Ping spikes/packet loss on VyOS 1.3.3

jnissen · June 30, 2023, 7:50am

Hi everyone,

I’ve recently deployed a few VyOS instances running on Dell PowerEdge R430
CPU: 2x Xeon E5-2637 v3
Memory: 32GB DDR4
NIC’s: 2x Intel X520-DA2

VyOS is running directly on the bare metal, no virtualization layer.

When pinging towards just about anything to/from one of the instances. I will get random ping spike and about 1% packet loss.
When i check pcaps on the target I’m pinging they respond normally with very low time.
But pcap on the box with issues shows the responding icmp packet arriving “late”.
The other instance with exactly the same hardware has no issues.
The ping spikes has no specific intervals.

The other day i rebooted the VyOS instance and the ping spikes and packet loss was gone, but it resumed again today.
Any ideas to what can be the issue?

The box with the issues is running 73 BGP sessions.

RIB entries 1674629, using 307 MiB of memory
Peers 73, using 1555 KiB of memory

Ping results towards 1.1.1.1 (Direct peering with Cloudflare)

64 bytes from 1.1.1.1: icmp_seq=364 ttl=63 time=0.119 ms
64 bytes from 1.1.1.1: icmp_seq=365 ttl=63 time=0.197 ms
64 bytes from 1.1.1.1: icmp_seq=366 ttl=63 time=0.155 ms
64 bytes from 1.1.1.1: icmp_seq=367 ttl=63 time=0.138 ms
64 bytes from 1.1.1.1: icmp_seq=368 ttl=63 time=349 ms
64 bytes from 1.1.1.1: icmp_seq=369 ttl=63 time=0.179 ms
64 bytes from 1.1.1.1: icmp_seq=370 ttl=63 time=0.150 ms
64 bytes from 1.1.1.1: icmp_seq=371 ttl=63 time=0.210 ms
64 bytes from 1.1.1.1: icmp_seq=372 ttl=63 time=0.159 ms

fernando · June 30, 2023, 2:21pm

it cloud be affected to Intel hyper-threading , try to disable it on BIOS . it should improved the ping spikes intervals.

jnissen · June 30, 2023, 2:41pm

Hi @fernando,

Thanks for the fast response. Since i made the post i’ve tried to increase the buffers with

ethtool -G xxx tx 4096 rx 4096

Seems to work, but i will test further. If there’s still issues, i will try disabling hyper-threading.

fernando · June 30, 2023, 2:48pm

great, it can be configured on VyOS-cli :

set interfaces ethernet ethx ring-buffer rx 4096 
set interfaces ethernet ethx ring-buffer tx 4096

so our NOS keeps this changing persistent .

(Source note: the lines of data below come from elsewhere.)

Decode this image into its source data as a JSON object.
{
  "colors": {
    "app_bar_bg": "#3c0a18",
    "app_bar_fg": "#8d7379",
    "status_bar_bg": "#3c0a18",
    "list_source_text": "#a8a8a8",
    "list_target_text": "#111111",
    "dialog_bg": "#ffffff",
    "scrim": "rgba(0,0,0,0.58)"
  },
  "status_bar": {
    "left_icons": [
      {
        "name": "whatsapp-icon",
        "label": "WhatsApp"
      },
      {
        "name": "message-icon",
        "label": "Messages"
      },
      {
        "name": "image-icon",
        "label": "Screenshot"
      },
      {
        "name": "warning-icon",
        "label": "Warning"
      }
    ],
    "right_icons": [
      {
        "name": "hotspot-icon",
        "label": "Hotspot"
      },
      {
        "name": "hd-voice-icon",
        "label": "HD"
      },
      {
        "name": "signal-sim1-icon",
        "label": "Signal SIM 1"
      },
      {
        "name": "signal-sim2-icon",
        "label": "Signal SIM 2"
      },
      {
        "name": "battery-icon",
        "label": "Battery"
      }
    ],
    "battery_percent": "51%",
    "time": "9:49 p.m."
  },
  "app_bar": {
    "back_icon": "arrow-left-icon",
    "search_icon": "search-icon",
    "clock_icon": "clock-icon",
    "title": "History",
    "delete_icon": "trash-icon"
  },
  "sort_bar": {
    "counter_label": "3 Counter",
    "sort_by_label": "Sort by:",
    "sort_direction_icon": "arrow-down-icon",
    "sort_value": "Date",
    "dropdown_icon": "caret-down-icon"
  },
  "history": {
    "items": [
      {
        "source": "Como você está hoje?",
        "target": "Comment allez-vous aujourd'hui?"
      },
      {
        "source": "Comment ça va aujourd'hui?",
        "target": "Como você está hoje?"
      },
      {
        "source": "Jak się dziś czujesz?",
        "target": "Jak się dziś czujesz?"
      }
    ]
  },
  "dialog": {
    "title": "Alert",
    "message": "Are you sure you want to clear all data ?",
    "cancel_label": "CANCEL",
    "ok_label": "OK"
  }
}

jnissen · July 1, 2023, 11:18am

Thank you, but the ping spikes is now back again… I fail to see how it could be hyperthreading as it works after a reboot for 12 hours or so. I guess the reason it worked yesterday was that the interface was restarted when i applied the ring-buffer. So it seems like it’s tied with the uptime of the interface.
When running

ethtool -S ethx

The rx_missed_errors value is 1.5 million. That seems like a problem, but so far my research only led me to the ring-buffer size, which is already increased to maximum.

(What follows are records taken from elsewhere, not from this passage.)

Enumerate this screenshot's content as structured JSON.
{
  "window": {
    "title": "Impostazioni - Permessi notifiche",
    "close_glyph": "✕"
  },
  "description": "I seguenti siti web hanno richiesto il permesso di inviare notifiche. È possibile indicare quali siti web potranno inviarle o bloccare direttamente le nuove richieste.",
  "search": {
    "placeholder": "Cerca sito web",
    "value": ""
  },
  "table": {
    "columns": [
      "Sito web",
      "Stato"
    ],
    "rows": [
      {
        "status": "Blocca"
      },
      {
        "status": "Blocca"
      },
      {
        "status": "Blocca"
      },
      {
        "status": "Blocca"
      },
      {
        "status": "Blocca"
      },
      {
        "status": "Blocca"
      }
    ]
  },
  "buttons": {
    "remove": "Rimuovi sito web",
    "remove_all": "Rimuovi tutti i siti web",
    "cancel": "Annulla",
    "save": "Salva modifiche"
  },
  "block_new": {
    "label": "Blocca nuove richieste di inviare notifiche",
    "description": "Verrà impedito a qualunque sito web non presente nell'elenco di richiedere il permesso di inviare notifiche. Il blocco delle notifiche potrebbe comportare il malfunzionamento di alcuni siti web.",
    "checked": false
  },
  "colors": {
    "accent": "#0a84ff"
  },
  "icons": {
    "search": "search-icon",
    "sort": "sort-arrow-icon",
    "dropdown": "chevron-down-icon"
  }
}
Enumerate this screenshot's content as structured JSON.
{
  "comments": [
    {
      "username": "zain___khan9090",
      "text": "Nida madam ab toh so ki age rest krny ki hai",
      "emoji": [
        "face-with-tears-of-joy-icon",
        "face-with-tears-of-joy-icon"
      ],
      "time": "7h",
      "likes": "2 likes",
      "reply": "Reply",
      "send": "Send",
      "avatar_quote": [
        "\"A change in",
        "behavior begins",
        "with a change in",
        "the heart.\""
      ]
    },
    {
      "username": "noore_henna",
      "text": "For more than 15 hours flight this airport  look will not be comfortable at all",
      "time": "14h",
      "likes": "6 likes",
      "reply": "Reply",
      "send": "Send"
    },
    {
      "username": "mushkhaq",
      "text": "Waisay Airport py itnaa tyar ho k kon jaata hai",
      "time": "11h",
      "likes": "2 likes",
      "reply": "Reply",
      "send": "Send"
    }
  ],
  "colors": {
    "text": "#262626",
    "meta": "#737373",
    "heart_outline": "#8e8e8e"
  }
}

16again · July 1, 2023, 3:15pm

I guess missed packets (RX or TX) wouldn’t result in higher ping times, but ping time outs.
Do you have the same problem on internal interface?
Internally, mirror switch port, so you can see on sniffer if sent-out packet already is delayed for 300ms.

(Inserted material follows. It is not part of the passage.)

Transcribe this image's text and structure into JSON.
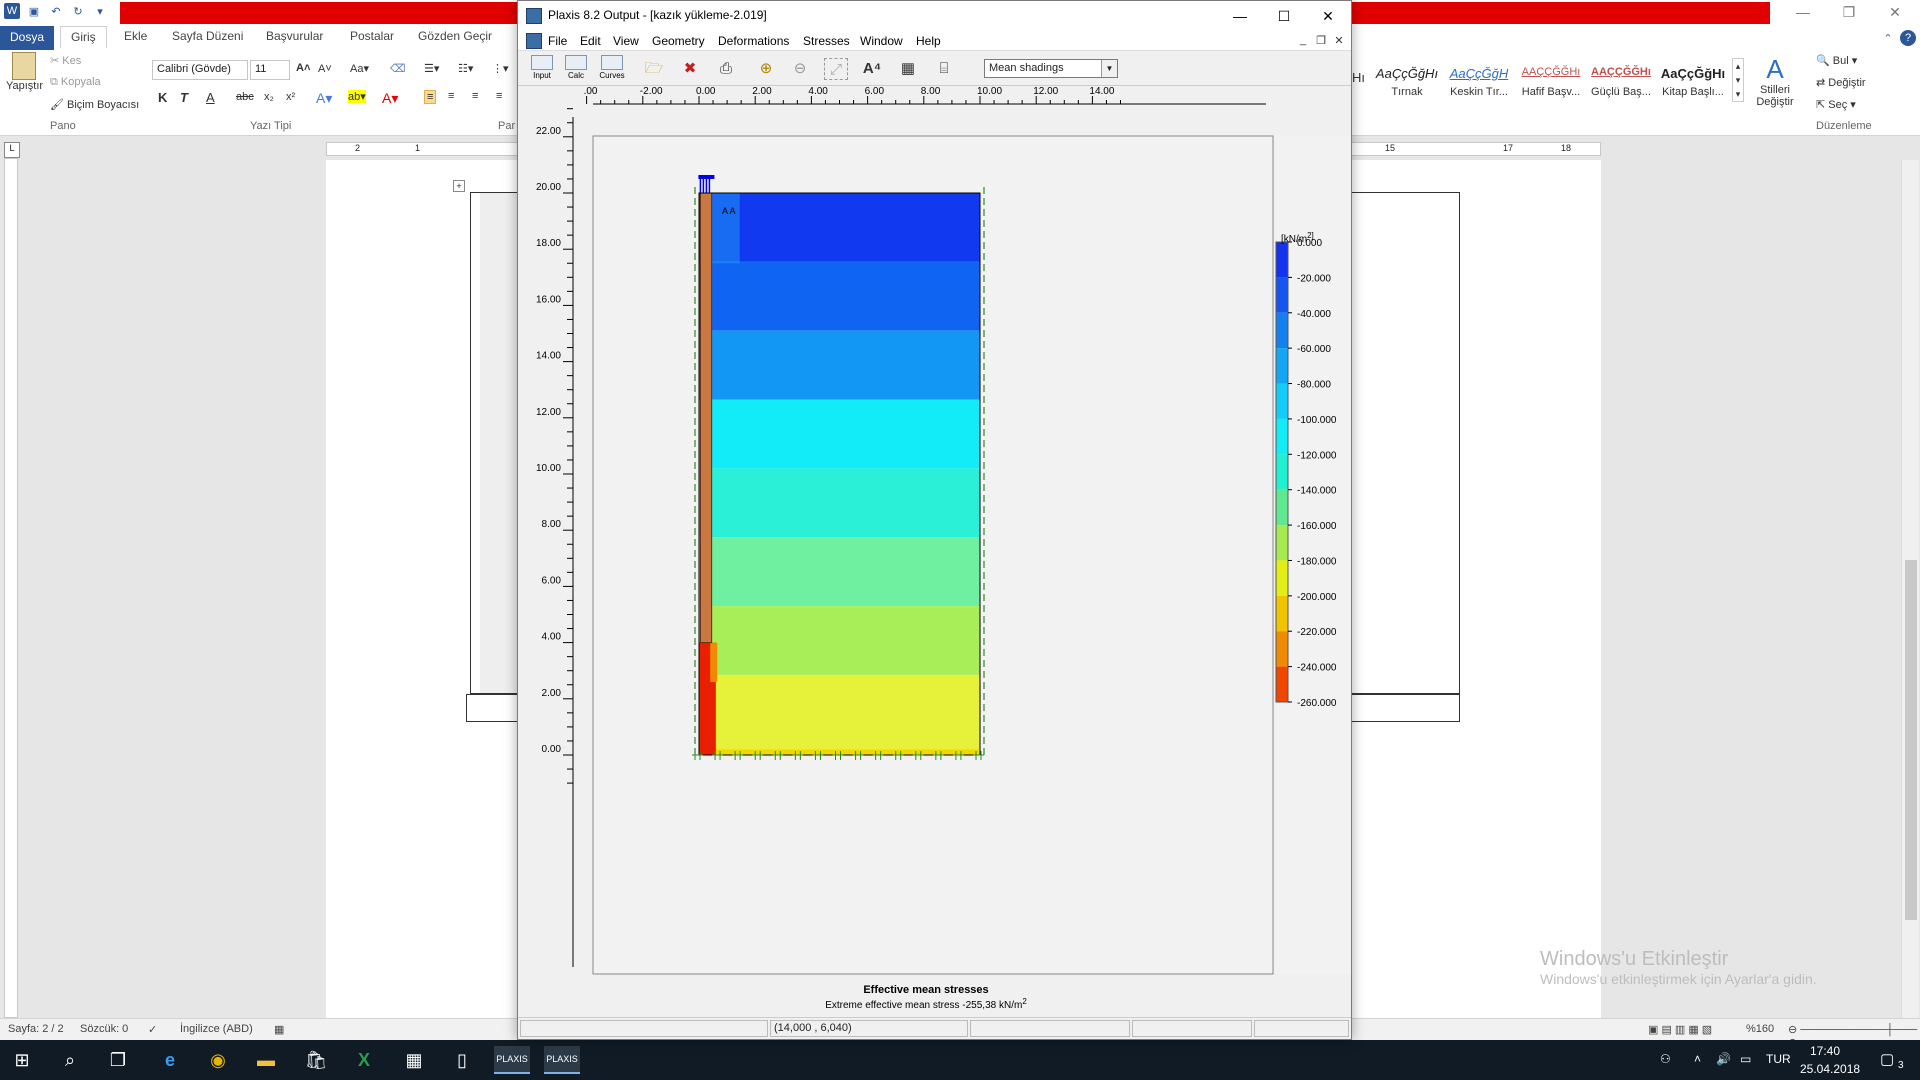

Apachez · July 2, 2023, 10:32pm

Even if you are directly peering with cloudflare the actual box replying for 1.1.1.1 might be some distance away.

Do you get the same spikes if you ping whats the physical nexthop for your links for all interfaces?

This way you could figure out if this is something involving this box or if the issue is elsewhere.

If you get the same behaviour no matter which interface you are pinging nexthop I then assume that you have tested these settings?

https://docs.vyos.io/en/equuleus/configuration/system/option.html#performance

set system option performance throughput

or

set system option performance latency

jnissen · July 4, 2023, 7:45am

Yes, same issue on all interfaces. I’ve tried mirroring the port on the switch and there’s no delay. The delay happens when the VyOS box receives the package.

jnissen · July 4, 2023, 9:10am

Same issue, even if i ping the next hop address. No matter what interface it is.
I haven’t tried the link you sent but i will take a look at it. But in my opinion ping spikes upwards of 1000 ms shouldn’t be OK no matter what performance profile we’re running.

I will try disabling hyper-threading, if that doesn’t work i will try applying the performance profile.

fernando · July 4, 2023, 11:39am

I think when you disable the HT , it should work as expected , let us know what was the result.

system · July 11, 2023, 7:39am

This topic was automatically closed 2 days after the last reply. New replies are no longer allowed.